GEAL: Generalizable 3D Affordance Learning with Cross-Modal Consistency
Dongyue Lu, Lingdong Kong, Tianxin Huang, Gim Hee Lee
TL;DR
GEAL addresses the limited generalization and robustness of 3D affordance learning by bridging 3D point clouds and rich 2D semantics through Gaussian Splatting, creating a 2D renderings branch from 3D data. A granularity-adaptive fusion and a 2D-3D consistency alignment module enable cross-modal knowledge transfer, allowing the 3D branch to inherit robust semantics from large-scale 2D foundation models. The paper introduces PIAD-C and LASO-C to holistically evaluate robustness under real-world corruptions, and demonstrates that GEAL outperforms state-of-the-art methods on seen/unseen object categories and under corrupt data. These results suggest a practical pathway to more reliable, cross-modal 3D affordance reasoning for robotics and human-machine interaction.
Abstract
Identifying affordance regions on 3D objects from semantic cues is essential for robotics and human-machine interaction. However, existing 3D affordance learning methods struggle with generalization and robustness due to limited annotated data and a reliance on 3D backbones focused on geometric encoding, which often lack resilience to real-world noise and data corruption. We propose GEAL, a novel framework designed to enhance the generalization and robustness of 3D affordance learning by leveraging large-scale pre-trained 2D models.
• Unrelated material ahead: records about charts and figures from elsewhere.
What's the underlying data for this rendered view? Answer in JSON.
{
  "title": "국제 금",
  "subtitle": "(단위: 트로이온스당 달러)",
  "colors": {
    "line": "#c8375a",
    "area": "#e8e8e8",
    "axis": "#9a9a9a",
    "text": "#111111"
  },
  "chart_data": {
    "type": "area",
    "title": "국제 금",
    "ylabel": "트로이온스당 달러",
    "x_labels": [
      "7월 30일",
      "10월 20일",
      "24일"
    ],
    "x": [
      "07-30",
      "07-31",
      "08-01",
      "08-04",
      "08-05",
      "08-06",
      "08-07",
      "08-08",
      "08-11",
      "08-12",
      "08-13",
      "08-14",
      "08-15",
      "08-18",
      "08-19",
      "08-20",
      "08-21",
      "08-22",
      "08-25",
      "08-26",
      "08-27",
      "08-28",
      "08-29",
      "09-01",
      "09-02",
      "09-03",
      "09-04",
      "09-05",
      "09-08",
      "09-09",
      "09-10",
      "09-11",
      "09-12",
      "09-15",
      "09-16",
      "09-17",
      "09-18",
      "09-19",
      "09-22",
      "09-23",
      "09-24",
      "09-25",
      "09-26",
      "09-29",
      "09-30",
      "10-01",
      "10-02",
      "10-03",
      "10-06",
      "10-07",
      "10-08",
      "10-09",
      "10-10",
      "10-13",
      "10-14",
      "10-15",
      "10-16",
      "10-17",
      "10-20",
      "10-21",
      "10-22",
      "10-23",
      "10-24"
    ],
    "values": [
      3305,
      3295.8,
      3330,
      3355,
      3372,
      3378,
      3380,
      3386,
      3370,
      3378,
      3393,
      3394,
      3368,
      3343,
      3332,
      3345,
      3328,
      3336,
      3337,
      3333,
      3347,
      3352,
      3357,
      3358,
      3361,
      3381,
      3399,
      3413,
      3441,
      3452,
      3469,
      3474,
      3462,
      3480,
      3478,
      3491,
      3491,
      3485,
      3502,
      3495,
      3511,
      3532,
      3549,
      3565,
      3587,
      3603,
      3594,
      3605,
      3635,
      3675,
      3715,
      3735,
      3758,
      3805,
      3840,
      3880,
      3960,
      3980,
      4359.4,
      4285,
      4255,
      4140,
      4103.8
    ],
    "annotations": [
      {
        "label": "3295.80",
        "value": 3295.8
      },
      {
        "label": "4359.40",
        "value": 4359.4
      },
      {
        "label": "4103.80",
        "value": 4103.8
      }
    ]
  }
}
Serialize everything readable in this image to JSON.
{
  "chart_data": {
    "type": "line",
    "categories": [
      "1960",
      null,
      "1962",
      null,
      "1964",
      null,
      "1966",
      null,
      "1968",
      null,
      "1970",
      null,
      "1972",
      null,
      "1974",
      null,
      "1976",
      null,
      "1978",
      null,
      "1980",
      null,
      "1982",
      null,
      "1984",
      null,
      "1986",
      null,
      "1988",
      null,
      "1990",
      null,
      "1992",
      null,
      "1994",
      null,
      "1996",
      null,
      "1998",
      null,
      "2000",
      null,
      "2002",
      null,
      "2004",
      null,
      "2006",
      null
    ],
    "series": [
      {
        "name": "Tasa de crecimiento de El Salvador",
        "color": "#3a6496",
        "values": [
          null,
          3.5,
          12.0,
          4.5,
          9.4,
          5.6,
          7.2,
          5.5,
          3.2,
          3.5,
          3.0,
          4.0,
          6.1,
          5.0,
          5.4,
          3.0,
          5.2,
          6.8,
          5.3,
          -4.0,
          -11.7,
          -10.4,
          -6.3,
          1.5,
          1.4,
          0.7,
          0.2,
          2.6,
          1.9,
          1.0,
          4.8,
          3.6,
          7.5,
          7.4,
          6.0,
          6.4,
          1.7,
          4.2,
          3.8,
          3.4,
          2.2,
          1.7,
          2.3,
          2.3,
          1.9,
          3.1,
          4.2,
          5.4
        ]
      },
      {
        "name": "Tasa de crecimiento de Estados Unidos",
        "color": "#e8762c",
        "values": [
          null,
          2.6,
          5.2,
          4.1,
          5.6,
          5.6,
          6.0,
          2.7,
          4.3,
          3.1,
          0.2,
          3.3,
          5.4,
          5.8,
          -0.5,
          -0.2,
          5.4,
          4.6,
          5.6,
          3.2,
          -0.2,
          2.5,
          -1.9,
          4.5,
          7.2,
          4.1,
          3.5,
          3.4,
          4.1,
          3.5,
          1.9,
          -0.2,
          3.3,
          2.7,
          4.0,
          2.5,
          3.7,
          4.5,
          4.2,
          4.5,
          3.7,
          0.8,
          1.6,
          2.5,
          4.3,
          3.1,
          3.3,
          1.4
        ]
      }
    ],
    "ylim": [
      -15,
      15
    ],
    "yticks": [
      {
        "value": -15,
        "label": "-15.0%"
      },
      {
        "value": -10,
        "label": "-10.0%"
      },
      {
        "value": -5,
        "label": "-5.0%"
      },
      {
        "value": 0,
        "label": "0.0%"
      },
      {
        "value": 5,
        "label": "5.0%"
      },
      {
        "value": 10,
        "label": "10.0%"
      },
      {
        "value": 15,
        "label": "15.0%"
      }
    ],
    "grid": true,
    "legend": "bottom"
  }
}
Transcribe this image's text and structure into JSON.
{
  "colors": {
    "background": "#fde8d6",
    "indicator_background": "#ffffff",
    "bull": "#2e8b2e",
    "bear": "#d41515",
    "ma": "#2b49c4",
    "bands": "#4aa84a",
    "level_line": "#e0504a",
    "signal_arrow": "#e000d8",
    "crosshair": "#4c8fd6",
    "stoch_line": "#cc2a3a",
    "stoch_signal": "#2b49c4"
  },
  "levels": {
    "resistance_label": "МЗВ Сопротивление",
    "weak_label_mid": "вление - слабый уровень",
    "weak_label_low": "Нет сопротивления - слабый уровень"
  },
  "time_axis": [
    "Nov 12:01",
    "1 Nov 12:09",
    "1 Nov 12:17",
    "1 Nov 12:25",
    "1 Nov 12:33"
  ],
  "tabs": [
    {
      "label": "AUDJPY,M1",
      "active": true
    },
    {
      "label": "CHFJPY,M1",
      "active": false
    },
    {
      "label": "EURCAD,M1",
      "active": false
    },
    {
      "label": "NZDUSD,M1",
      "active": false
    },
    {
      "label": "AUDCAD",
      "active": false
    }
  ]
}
We employ a dual-branch architecture with Gaussian splatting to establish consistent mappings between 3D point clouds and 2D representations, enabling realistic 2D renderings from sparse point clouds. A granularity-adaptive fusion module and a 2D-3D consistency alignment module further strengthen cross-modal alignment and knowledge transfer, allowing the 3D branch to benefit from the rich semantics and generalization capacity of 2D models. To holistically assess the robustness, we introduce two new corruption-based benchmarks: PIAD-C and LASO-C. Extensive experiments on public datasets and our benchmarks show that GEAL consistently outperforms existing methods across seen and novel object categories, as well as corrupted data, demonstrating robust and adaptable affordance prediction under diverse conditions. Code and corruption datasets have been made publicly available.